The Václav Havel Human Rights Prize is awarded each year by PACE, in partnership with the Václav Havel Library and the Charta 77 Foundation, “to honour outstanding civil society action in defence of human rights in Europe and beyond”. It consists of a sum of 60,000 euros, a trophy and a diploma.

Since its creation, the Prize has been awarded in turn to Saudi women’s rights activist Loujain Alhathloul (2020), jointly to Ilham Tohti and the Youth Initiative for Human Rights (2019), Oyub Titiev (2018), Murat Arslan (2017), Nadia Murad (2016), Ludmilla Alexeeva (2015), Anar Mammadli (2014) and Ales Bialiatski (2013).

Timetable for 2021

  • 15 January 2021: call for candidates;
  • 30 June 2021: deadline for reception of candidatures for the edition of the Prize 2021;
  • 27 September 2021: Award Ceremony of the 2021 Prize at the Council of Europe;
  • 29 September 2021: Conference in Prague in honour of the laureate of the Václav Havel Human Rights Prize;

Submission of nominations

Nominations for the Prize should be addressed to the Secretary General of the Parliamentary Assembly and be signed by at least five sponsors, other than the nominee, on the special form to be found at the Václav Havel Human Rights Prize website.

Nominations shall provide details of the nominee's work in the defence of human rights and specify the reasons why the nominee's work can be considered to be outstanding. Relevant supporting documents should be provided. Nominations should be submitted in either of the two official languages of the Council of Europe, English or French.

Who can be nominated?

Individuals or non-governmental institutions active in the defence of human rights can be nominated for the Prize.

The Selection Panel

The Selection Panel of the Prize is composed of the President of the Assembly (or a person designated by him/her) and six independent persons (who cannot be current members of the Assembly) with recognised moral standing in the field of human rights.

The Panel will examine the nominations, submit a shortlist of three nominees to the Bureau of the Parliamentary Assembly for information and, subsequently, designate the Prizewinner for the year in question.

Three Panel members are appointed by the Bureau of the Parliamentary Assembly and three Panel members by the Václav Havel Library and the Charta 77 Foundation.

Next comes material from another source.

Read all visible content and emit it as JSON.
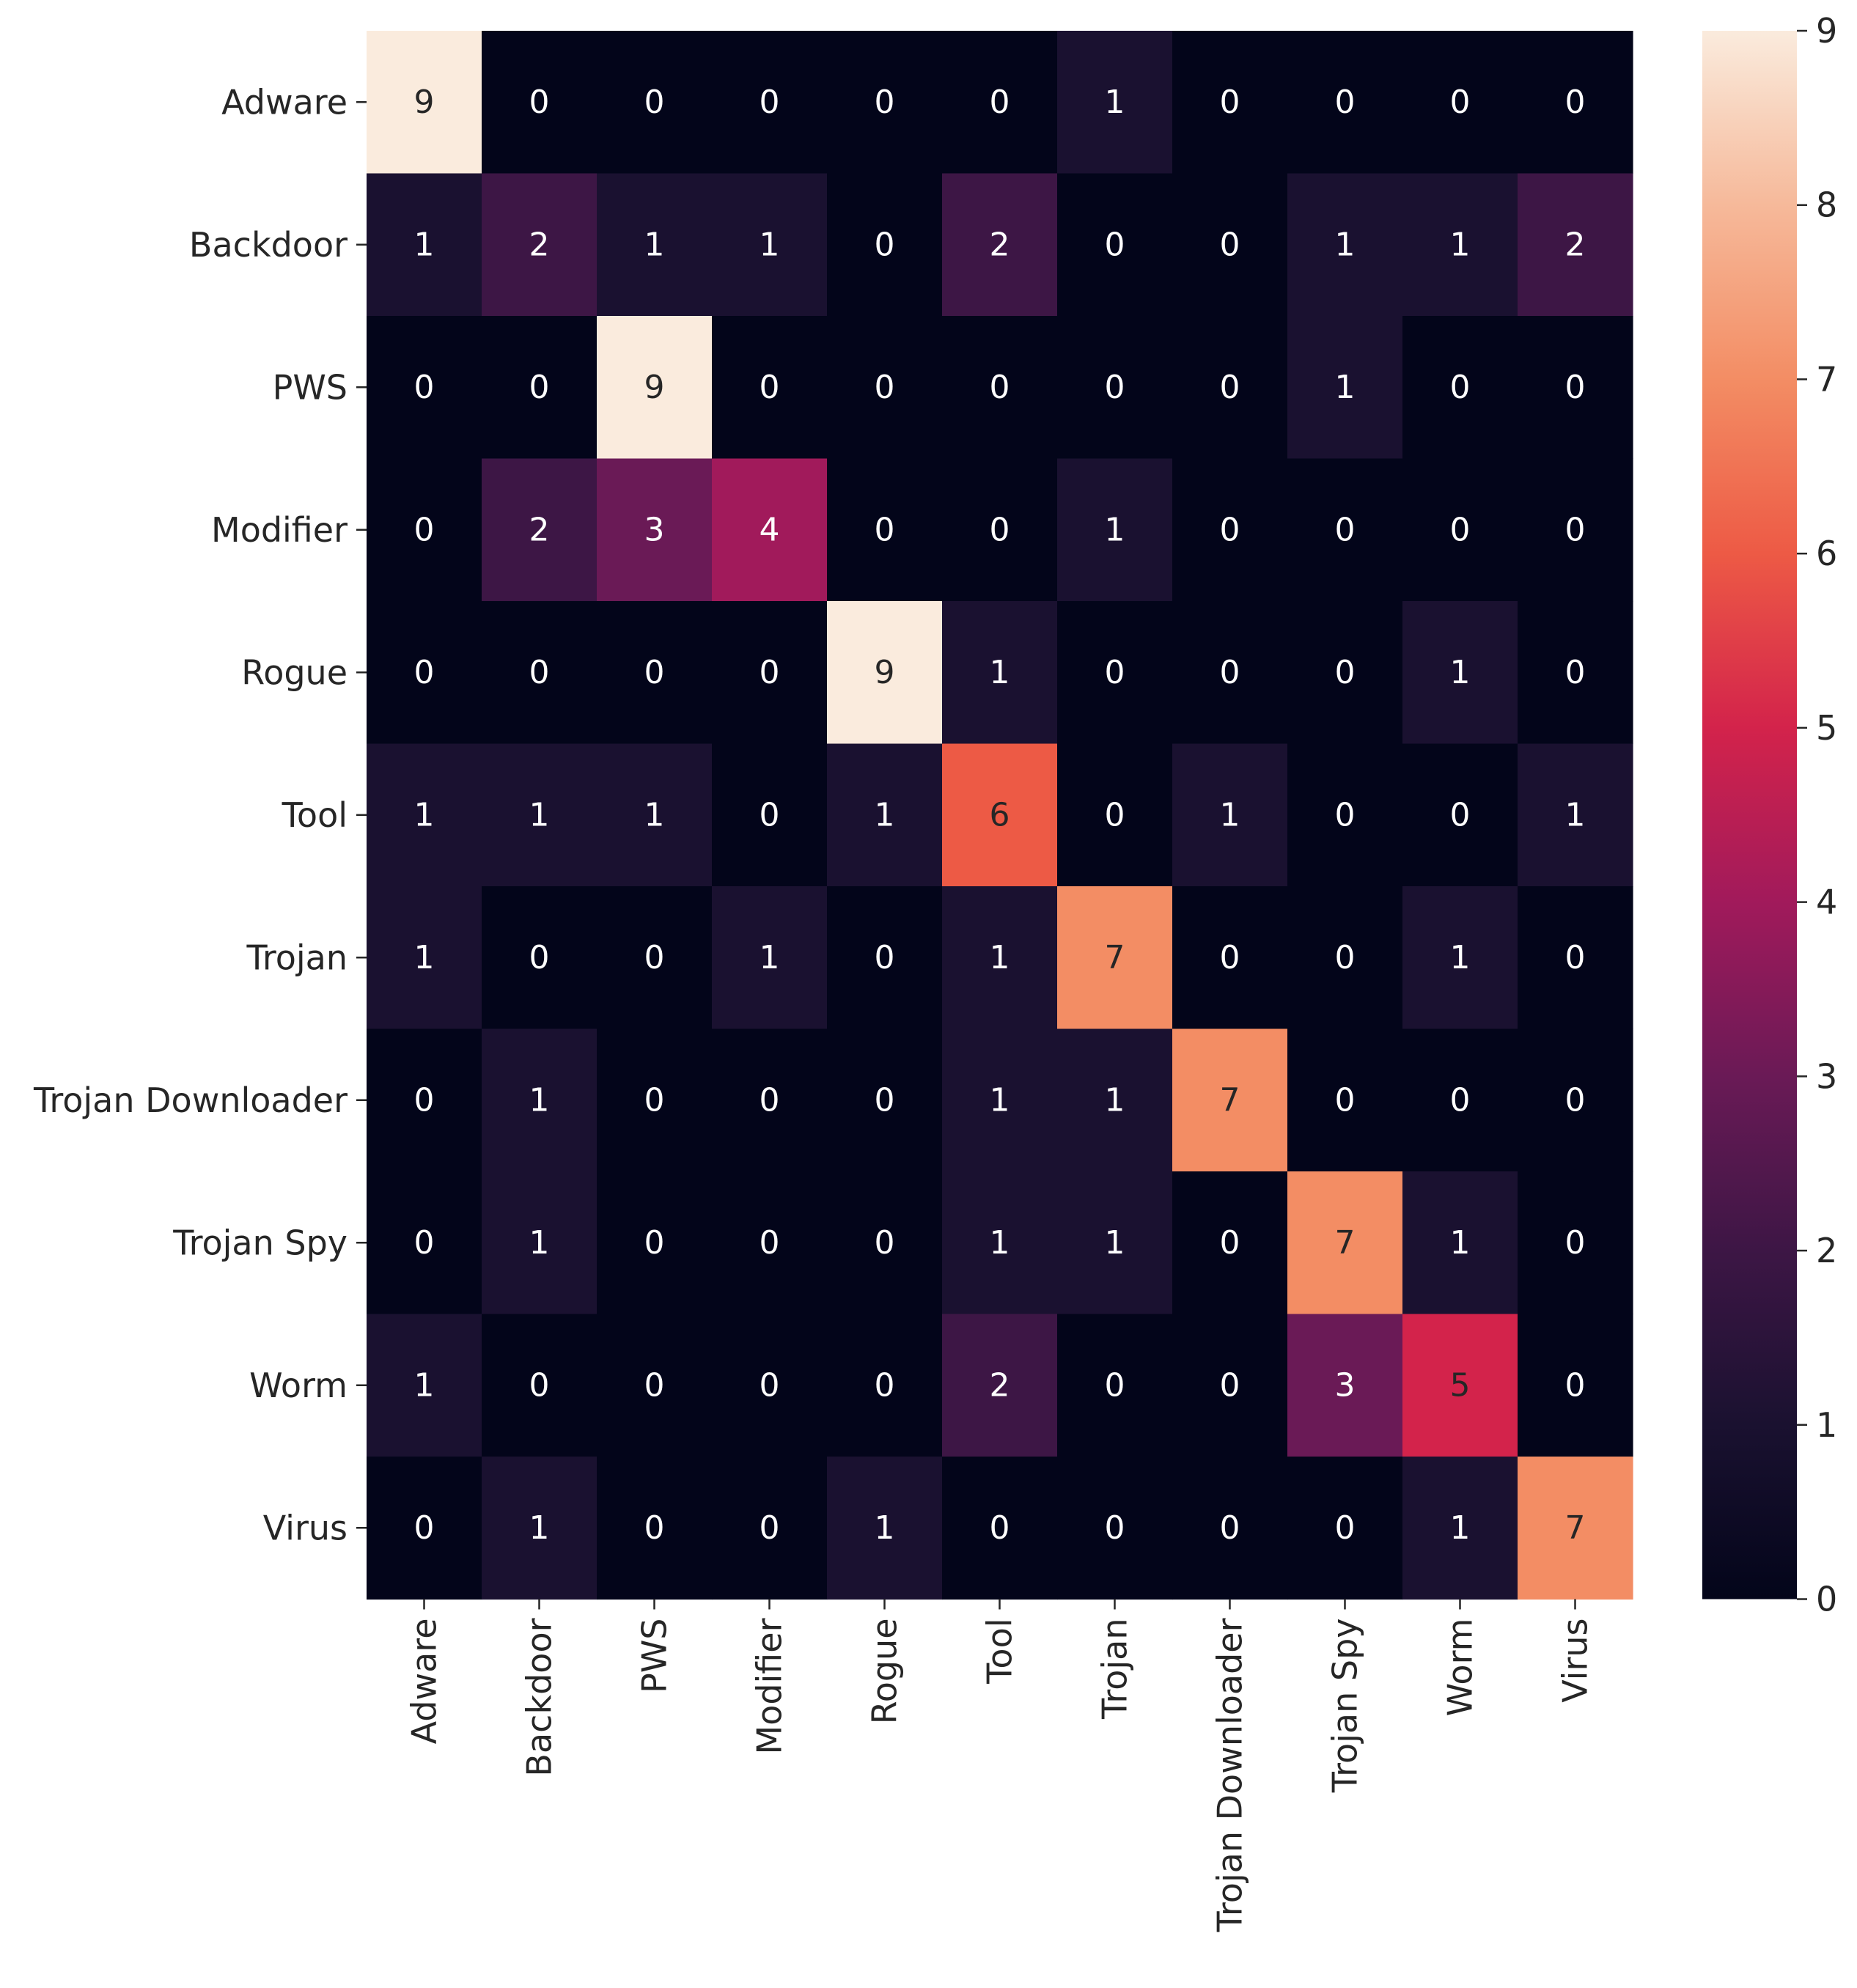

The six independent experts are appointed for a two-year period, renewable twice.

The Panel is chaired by the President of the Assembly or the person designated by him/her.

The Award Ceremony

The Prize is awarded at a ceremony which takes place in Strasbourg on the Monday of the Autumn Session of the Parliamentary Assembly, usually in late September or early October.

The name of the Prizewinner is announced by the President of the Parliamentary Assembly.

The former Czech First Lady, Dagmar Havlova, is invited to honour the ceremony with her presence.

Conference in honour of the Prizewinner

The Václav Havel Library will organise, at a later date, an international conference in Prague in honour of the Prizewinner.